There will be 63 rotations, because the 64th rotation is just the original vector. I don’t think unrolling the loop for 64 times is a good choice. The main calculation is non-trivial and the resulting code would be too long.
This pseudocode shows how I currently get this done, through shared memory:
// suppose blockDim = 64
__shared__ float v[64];
// coalesced read from global memory
v[tid] = vec[tid];
__syncthreads();
float a[64];
for rot = 0 to 63:
// broadcast from shared memory
for i = 0 to 63:
a[i] = v[i];
// do some really complicated operations with data and a
// here += is only for demostration
for i = 0 to 63:
data[i] += a[i];
__syncthreads();
// each block reads in v with an offset, no bank conflict
int index = (tid + 63) % 64;
float x = v[index];
__syncthreads();
// then writes back
v[tid] = x;
__syncthreads();
Question: Is it possible to rotate more efficiently?
–
Actually, to reduce register pressure, a vector can even be split to 2 or even more threads.
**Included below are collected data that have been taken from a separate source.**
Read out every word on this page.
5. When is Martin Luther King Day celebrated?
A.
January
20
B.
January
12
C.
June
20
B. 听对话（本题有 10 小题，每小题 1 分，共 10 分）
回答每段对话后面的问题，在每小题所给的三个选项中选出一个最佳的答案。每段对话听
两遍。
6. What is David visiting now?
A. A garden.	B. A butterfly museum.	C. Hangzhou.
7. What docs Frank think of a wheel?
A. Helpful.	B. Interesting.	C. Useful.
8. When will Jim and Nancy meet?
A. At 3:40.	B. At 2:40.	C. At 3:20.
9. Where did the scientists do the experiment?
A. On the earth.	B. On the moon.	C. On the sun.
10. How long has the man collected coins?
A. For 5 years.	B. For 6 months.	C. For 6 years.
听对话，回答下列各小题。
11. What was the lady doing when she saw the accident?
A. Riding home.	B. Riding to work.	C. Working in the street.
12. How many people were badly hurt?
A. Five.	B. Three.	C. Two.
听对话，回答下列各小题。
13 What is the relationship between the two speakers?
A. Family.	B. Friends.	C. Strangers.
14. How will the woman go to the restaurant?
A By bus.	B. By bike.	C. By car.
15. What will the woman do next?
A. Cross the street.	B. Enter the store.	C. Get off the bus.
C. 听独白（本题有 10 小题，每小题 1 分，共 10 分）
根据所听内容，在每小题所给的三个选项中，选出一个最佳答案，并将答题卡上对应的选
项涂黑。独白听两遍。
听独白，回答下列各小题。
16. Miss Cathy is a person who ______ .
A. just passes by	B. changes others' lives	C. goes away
For example, two neighboring threads have the same copy of a vector (v0…v63):
thread 0: v0 v1 v2 … v31
thread 1: v32 v33 … v63
thread 2: v0 v1 v2 … v31
thread 3: v32 v33 … v63
Rotate registers among two threads:
thread 0: v63 v0 … v30
thread 1: v31 v32 … v62
thread 2: v63 v0 … v30
thread 3: v31 v32 … v62
And in my application, the vector dimension is around 128, and the rotation is a varied one. I use Maxwell cards.